Perturbative stability of novel rotating compact objects


  • Call:

    IDPASC Portugal - PHD Programme 2016

  • Academic Year:

    2016 / 2017

  • Domains:

    General Relativity | Astrophysics

  • Supervisor:

    Vitor Cardoso

  • Co-Supervisor:

    Carlos Herdeiro

  • Institution:

    Instituto Superior Técnico

  • Host Institution:

    Instituto Superior Técnico

  • Abstract:

    The detection of the gravitational wave event GW150914, has provided strong evidence for the existence of very compact objects in the Universe. Whereas the observations are well fitted by the paradigmatic black holes of General Relativity, it is important, and timely, to review the evidence that such events pose for the existence of event horizons. In other words, can the same signal be obtained by considering other compact objects_ One of the most interesting types of non-black hole compact object are scalar and vector boson stars, which are known both for spherically symmetric and rotating configurations.

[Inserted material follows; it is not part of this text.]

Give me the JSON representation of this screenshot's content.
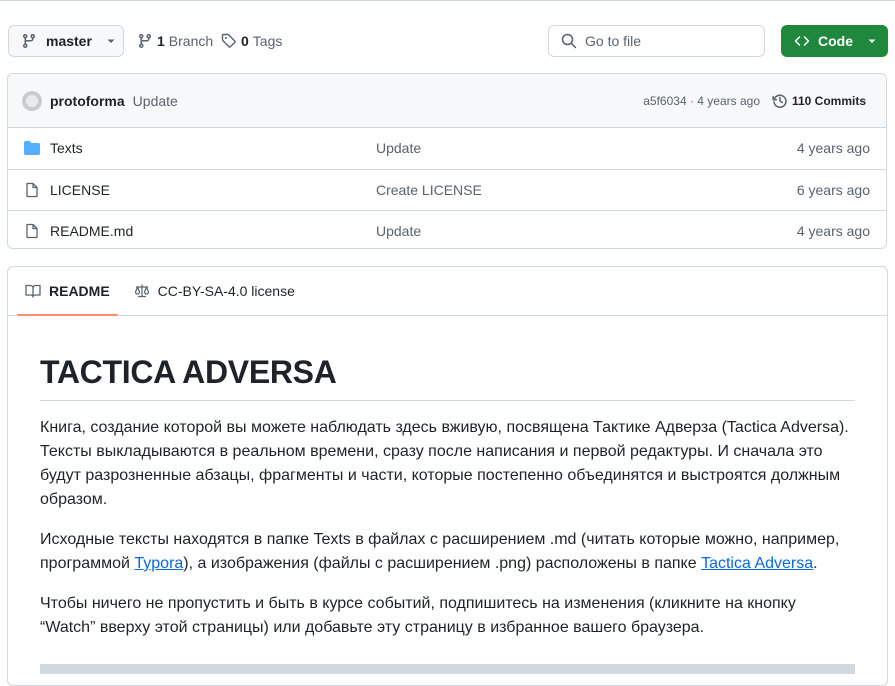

Both these objects, moreover, can be generalized to include a rotating horizon in their interior, giving rise to a type of "hairy" black holes. An important step to understand the physical importance of these objects is to consider their perturbative stability. This has been done for the spherically symmetric boson star solutions. For the rotating stars or hairy BHs, however, this is a technically challenging problem, since the coupled matter-gravity perturbations and are not known to separate. The main goal of this thesis will be to address the perturbative stability of the various families of rotating (scalar or vector) boson stars and of their hairy black hole generalizations. Particular attention will be given to the interplay between physical properties of the spacetimes (such as stable light rings and ergo-regions) and the development of instabilities. These results will be important to complement ongoing efforts by the community to perform non-linear numerical evolutions with this objects, that can also test their stability.